Transcription of article published in the Primitive Methodist Magazine by H Bickerstaffe Kendall in the series “One Hundred Years Ago”
THE Spring of 1812 was personally a trying time to Hugh Bourne—a time of disillusionment and disappointment. True, Primitive Methodism was successfully launched, but some of his hopes had suffered shipwreck, and some persons of both sexes had belied his trust. The popular estimate of Hugh Bourne as he was up to 1812 wants considerably modifying. It is an entire mistake to suppose that he was so made as to be inaccessible to the usual tender sentiments, and that he was marked out by nature for celibacy. No one, as Dr. W. Antliff has observed, can read Hugh Bourne’s Journals, and note the significant connection of the shorthand entries there, and rest satisfied with this opinion. His heart was seated in the usual place, and was quite as tender and impressionable as the heart of other men. A young woman fair to look upon, and, above all, pious, intelligent, modest and circumspect in her demeanour, appealed to, and drew out, the best that was in him, as the fine letter to Miss Ward on Spiritual Atmosphere remains to testify.
At the time of which we write, Hugh Bourne had but just emerged from the trouble and confusion caused by the clever Mrs. Dunnell, when trouble of a still more personal kind befell him. Hannah Mountford was married to James Crawfoot. Wedgwood, the writer of “Staffordshire: Up and down the County,” gives an outside view of this event. “Bourne had rather a handsome servant at Bemersley, and while the missionary Crawfoot was winning converts, the servant won the missionary, and after a short courtship they were married.” The marriage was a blow from an unexpected quarter; for it had always been understood that the widower “Old Man of the Forest” lightly esteemed wedlock in comparison with the celibate state. But it was not because Crawfoot had married that the blow struck home, but because he had married Hannah Mountford, for whom Hugh Bourne had come to have a tender regard. There is reason to believe that it was to her he had proposed at the class meeting. Unskilled in the arts of courtship employed by “the children of this world,” Hugh Bourne had not pressed his suit, and now Hannah Mountford was lost to him for ever. The writer already named goes on to say, what is quite true, that this unforeseen event created an estrangement between the accepted and rejected suitor. Other causes came in to widen the regrettable breach, and in 1813 Crawfoot withdrew from the Connexion.

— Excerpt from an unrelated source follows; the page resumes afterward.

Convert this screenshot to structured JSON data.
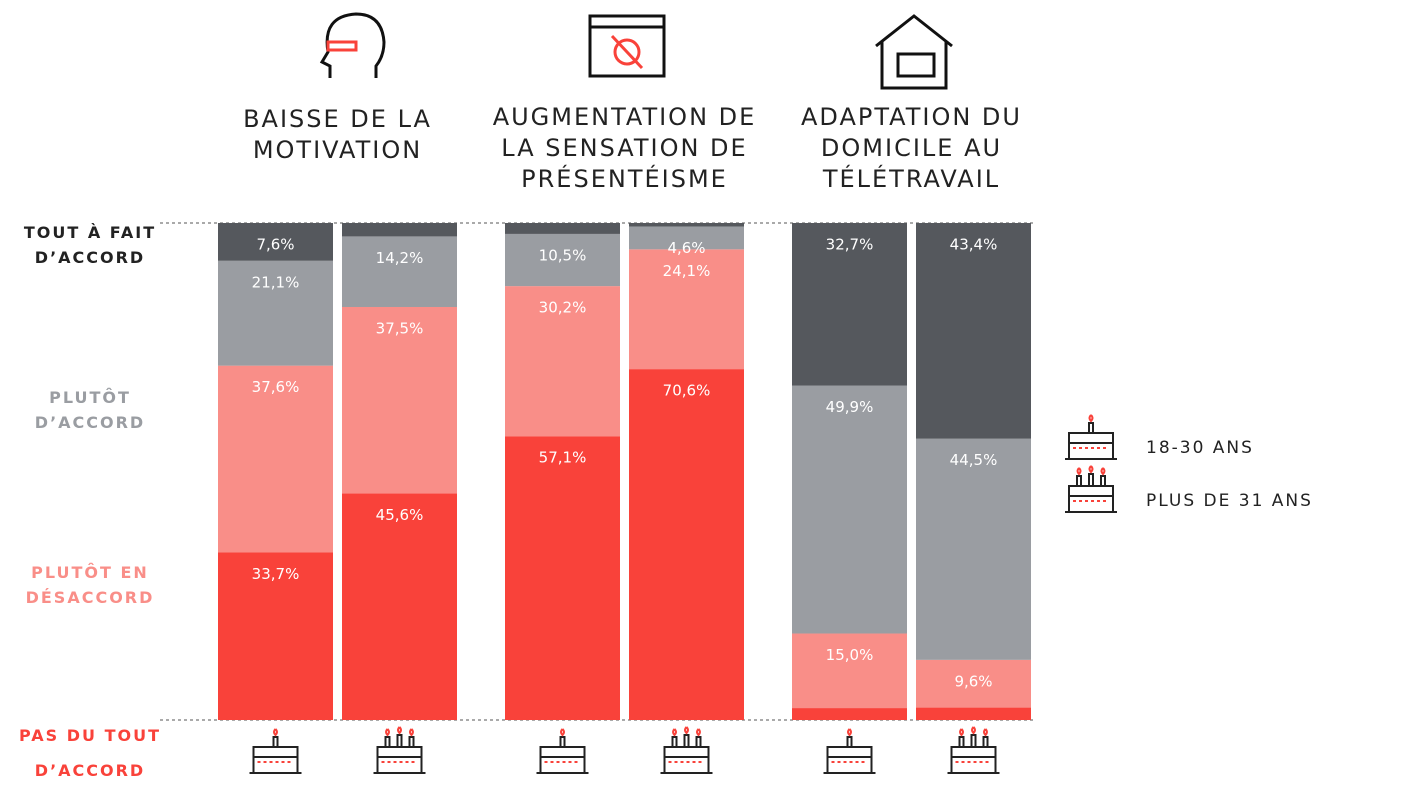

An unforced and interesting parallel might be drawn between: John Wesley and Hugh Bourne in their early affairs of the heart. If Miss Ward was Bourne’s “Varanese,” and Mrs. Dunnell his sinister Mrs. Hawkins, then Hannah Mountford was his Sophia Christiana Hopkey. Only there was this great difference between them: Wesley put down in his secret Journal all that related to the course and tragic ending of his crossing in love, and we can read all about it in the first volume of the Standard edition of the Journal. But Bourne’s sensitive spirit shrank from making a confidant even of his Journal. As he could not write truly there, and make no mention of what meant so much to him, he would not write at all. This we believe is one of the chief reasons why we have the puzzling break from Feb. 13th, 1812, to Feb. 7th, 1813, in the carefully kept Journal of the most methodical of men. In that gap a romance is hidden.